Я не на шутку пугаюсь. Боже, что я наделала, я обидела его. Теперь он подберет полы своего халата и, шаркая ночными туфлями, уйдет к себе.
— Ради Бога, простите. Я шутила.
Но он, вместо того чтобы совершить один из своих «толстовских уходов», как это называет Георгий Иванов, усаживается в кресло.
— Во всяком случае, мнение преоригинальное, — говорит он медленно, — и если подумать, не лишенное некоторого основания. Кто его знает. Познать себя, сколько ни старайся, трудно. Но до чего вы меня удивили. А с удивления, по Платону, начинается философия.
На масленицу, как полагается, в «Русском доме» были традиционные блины.

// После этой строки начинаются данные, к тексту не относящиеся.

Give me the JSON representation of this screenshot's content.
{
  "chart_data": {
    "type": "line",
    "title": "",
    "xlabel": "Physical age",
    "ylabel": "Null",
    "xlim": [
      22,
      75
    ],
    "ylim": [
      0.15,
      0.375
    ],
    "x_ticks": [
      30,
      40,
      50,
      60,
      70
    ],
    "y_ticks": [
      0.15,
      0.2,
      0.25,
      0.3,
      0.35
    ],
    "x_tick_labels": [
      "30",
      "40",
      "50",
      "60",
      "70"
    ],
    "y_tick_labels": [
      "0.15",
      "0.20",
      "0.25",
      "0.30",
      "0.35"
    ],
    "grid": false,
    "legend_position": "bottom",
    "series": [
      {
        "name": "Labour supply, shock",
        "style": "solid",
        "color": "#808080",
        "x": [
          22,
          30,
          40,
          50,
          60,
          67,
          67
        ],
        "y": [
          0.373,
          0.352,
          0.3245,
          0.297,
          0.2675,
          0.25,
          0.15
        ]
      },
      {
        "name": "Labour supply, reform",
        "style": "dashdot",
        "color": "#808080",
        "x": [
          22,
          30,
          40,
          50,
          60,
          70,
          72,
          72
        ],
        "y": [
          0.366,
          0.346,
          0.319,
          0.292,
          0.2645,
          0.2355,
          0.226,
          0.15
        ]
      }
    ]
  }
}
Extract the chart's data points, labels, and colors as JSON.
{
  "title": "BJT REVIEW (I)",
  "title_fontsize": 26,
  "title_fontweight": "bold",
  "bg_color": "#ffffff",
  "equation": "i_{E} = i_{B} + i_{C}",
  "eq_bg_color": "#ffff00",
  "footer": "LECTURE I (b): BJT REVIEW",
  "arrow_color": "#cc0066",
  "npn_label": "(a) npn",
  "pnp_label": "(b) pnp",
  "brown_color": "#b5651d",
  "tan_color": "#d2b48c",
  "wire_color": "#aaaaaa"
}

Устраивались они в складчину. За пансион в «Русском доме» брали чрезвычайно мало, но зато и кормили впроголодь — без всяких излишеств. Блины, да еще с кетовой икрой, семгой и водкой, в те первые послевоенные годы легко подводились под категорию «излишеств». Бунин ни на какие просьбы и уговоры участвовать в коллективных блинах не поддался и не удостоил своим присутствием масленичный обед.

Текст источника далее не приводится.